Lim et al20 reported that the age-adjusted prevalence of metabolic syndrome according to NCEP-ATP III was significantly higher in the 2001 survey than in 1998 survey (28.0 vs. 23.6%, p<0.01) conducted in the Korean population.

These findings that metabolic syndrome is a risk factor of GBP and that the prevalence of metabolic syndrome is increasing, explain the results of Hayashi et al4 and the difference between the prevalence rates found by Shim et al7 and those found during the present study.

In the present study, 16 cases (6.1%) of GBP group had concomitant gallstones or sludge, but only one had metabolic syndrome, indicating no significant interaction between gallstones and metabolic syndrome in GBP group in this study.

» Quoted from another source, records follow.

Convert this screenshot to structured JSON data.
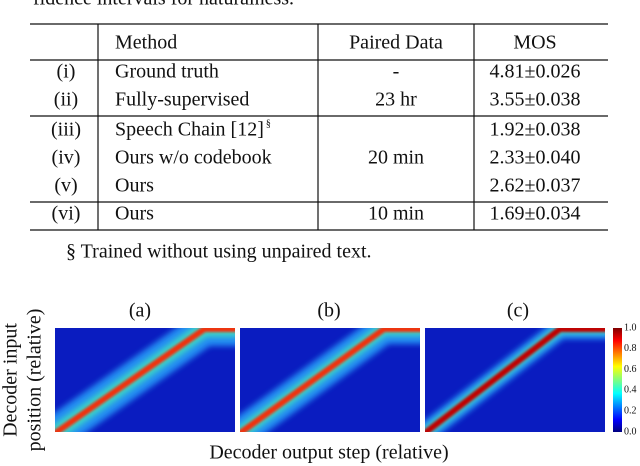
{
  "caption_fragment": "fidence intervals for naturalness.",
  "table": {
    "headers": [
      "Method",
      "Paired Data",
      "MOS"
    ],
    "rows": [
      {
        "id": "(i)",
        "method": "Ground truth",
        "mos": "4.81±0.026"
      },
      {
        "id": "(ii)",
        "method": "Fully-supervised",
        "mos": "3.55±0.038"
      },
      {
        "id": "(iii)",
        "method": "Speech Chain [12]",
        "note": "§",
        "mos": "1.92±0.038"
      },
      {
        "id": "(iv)",
        "method": "Ours w/o codebook",
        "mos": "2.33±0.040"
      },
      {
        "id": "(v)",
        "method": "Ours",
        "mos": "2.62±0.037"
      },
      {
        "id": "(vi)",
        "method": "Ours",
        "mos": "1.69±0.034"
      }
    ],
    "paired_data": [
      "-",
      "23 hr",
      "20 min",
      "10 min"
    ]
  },
  "footnote": "§ Trained without using unpaired text.",
  "figure": {
    "panels": [
      "(a)",
      "(b)",
      "(c)"
    ],
    "y_label": [
      "Decoder input",
      "position (relative)"
    ],
    "x_label": "Decoder output step (relative)",
    "colorbar_ticks": [
      "1.0",
      "0.8",
      "0.6",
      "0.4",
      "0.2",
      "0.0"
    ]
  }
}
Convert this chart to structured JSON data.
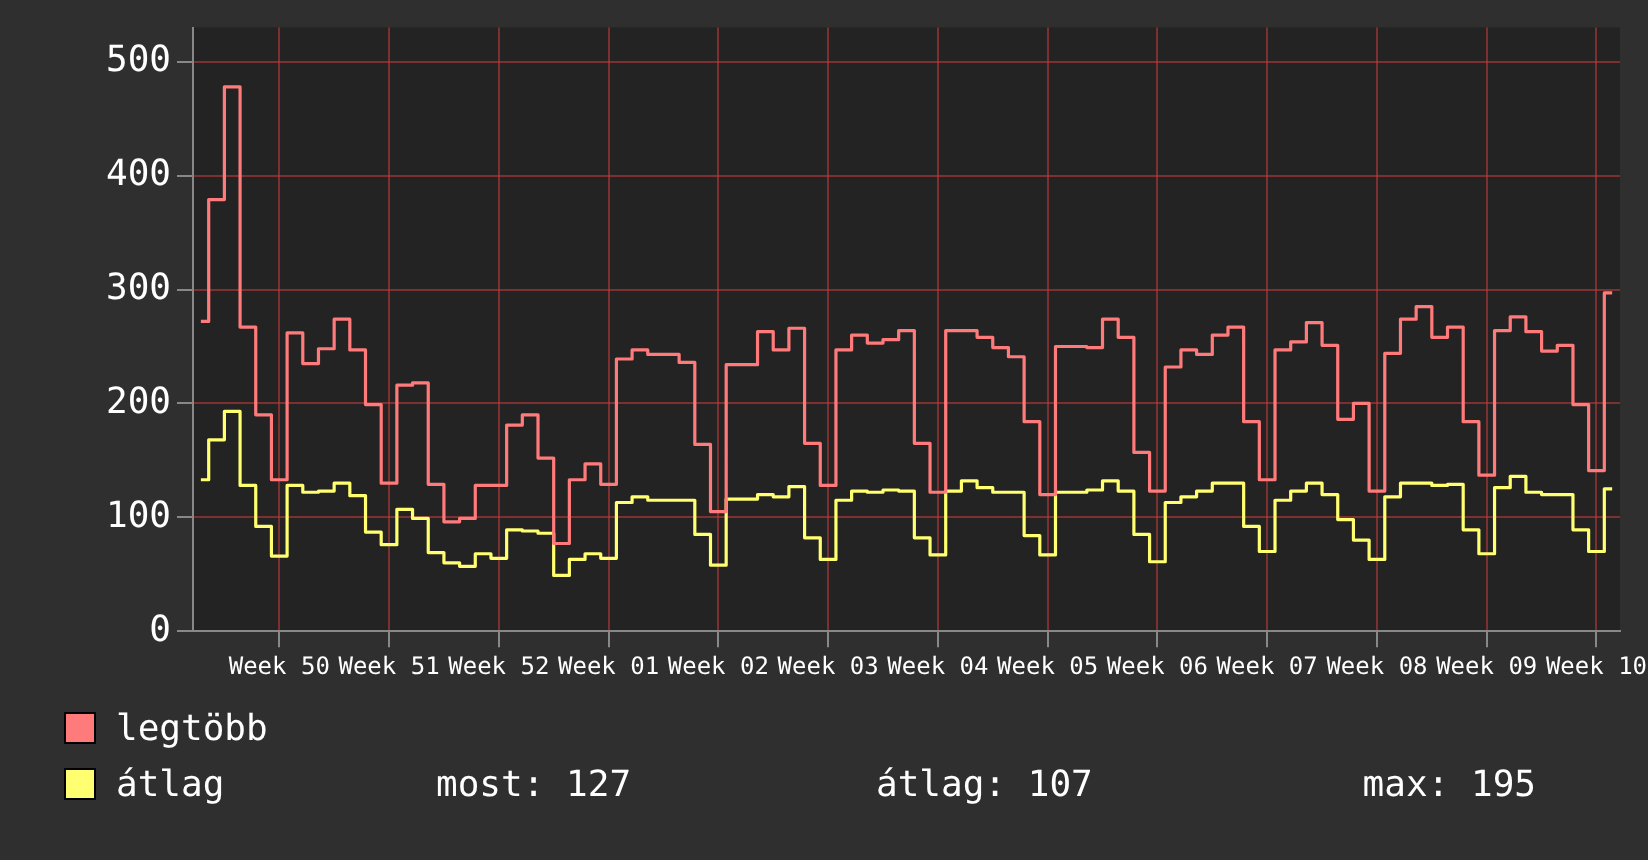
{
  "chart_data": {
    "type": "step",
    "categories": [
      null,
      null,
      null,
      null,
      null,
      "Week 50",
      null,
      null,
      null,
      null,
      null,
      null,
      "Week 51",
      null,
      null,
      null,
      null,
      null,
      null,
      "Week 52",
      null,
      null,
      null,
      null,
      null,
      null,
      "Week 01",
      null,
      null,
      null,
      null,
      null,
      null,
      "Week 02",
      null,
      null,
      null,
      null,
      null,
      null,
      "Week 03",
      null,
      null,
      null,
      null,
      null,
      null,
      "Week 04",
      null,
      null,
      null,
      null,
      null,
      null,
      "Week 05",
      null,
      null,
      null,
      null,
      null,
      null,
      "Week 06",
      null,
      null,
      null,
      null,
      null,
      null,
      "Week 07",
      null,
      null,
      null,
      null,
      null,
      null,
      "Week 08",
      null,
      null,
      null,
      null,
      null,
      null,
      "Week 09",
      null,
      null,
      null,
      null,
      null,
      null,
      "Week 10",
      null
    ],
    "series": [
      {
        "name": "legtöbb",
        "color": "#ff7b7b",
        "values": [
          272,
          379,
          478,
          267,
          190,
          133,
          262,
          235,
          248,
          274,
          247,
          199,
          130,
          216,
          218,
          129,
          96,
          99,
          128,
          128,
          181,
          190,
          152,
          77,
          133,
          147,
          129,
          239,
          247,
          243,
          243,
          236,
          164,
          105,
          234,
          234,
          263,
          247,
          266,
          165,
          128,
          247,
          260,
          253,
          256,
          264,
          165,
          122,
          264,
          264,
          258,
          249,
          241,
          184,
          120,
          250,
          250,
          249,
          274,
          258,
          157,
          123,
          232,
          247,
          243,
          260,
          267,
          184,
          133,
          247,
          254,
          271,
          251,
          186,
          200,
          123,
          244,
          274,
          285,
          258,
          267,
          184,
          137,
          264,
          276,
          263,
          246,
          251,
          199,
          141,
          297
        ]
      },
      {
        "name": "átlag",
        "color": "#ffff70",
        "values": [
          133,
          168,
          193,
          128,
          92,
          66,
          128,
          122,
          123,
          130,
          119,
          87,
          76,
          107,
          99,
          69,
          60,
          57,
          68,
          64,
          89,
          88,
          86,
          49,
          63,
          68,
          64,
          113,
          118,
          115,
          115,
          115,
          85,
          58,
          116,
          116,
          120,
          118,
          127,
          82,
          63,
          115,
          123,
          122,
          124,
          123,
          82,
          67,
          123,
          132,
          126,
          122,
          122,
          84,
          67,
          122,
          122,
          124,
          132,
          123,
          85,
          61,
          113,
          118,
          123,
          130,
          130,
          92,
          70,
          115,
          123,
          130,
          120,
          98,
          80,
          63,
          118,
          130,
          130,
          128,
          129,
          89,
          68,
          126,
          136,
          122,
          120,
          120,
          89,
          70,
          125
        ]
      }
    ],
    "ylim": [
      0,
      530
    ],
    "yticks": [
      0,
      100,
      200,
      300,
      400,
      500
    ],
    "grid": true,
    "legend": "bottom left",
    "annotations": [
      "most: 127",
      "átlag: 107",
      "max: 195"
    ]
  }
}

This present study has several limitations. First of all, GBP histologic type was not determined. Second, the sample size was small. Third, the study was conducted on subjects at single healthcare center. Last, it provides few details concerning the mechanism of the associations of metabolic syndrome or insulin resistance and the development of GBP. Nevertheless, this is the first study to show an association between GBP and metabolic syndrome or insulin resistance in a population.

In conclusion, GBP found incidentally during health screening appear to be strongly associated with metabolic syndrome similar to that for cardiovascular disease and diabetes mellitus. Moreover, our findings also imply that insulin resistance plays an important role in the pathogenesis of these diseases. In the future, there is a need to elucidate the association of metabolic syndrome to GBP according to its histologic classification.

ACKNOWLEDGMENTS

We thank MRCC (medical research collaborating center) of Seoul National University Hospital for assistance in statistical analysis.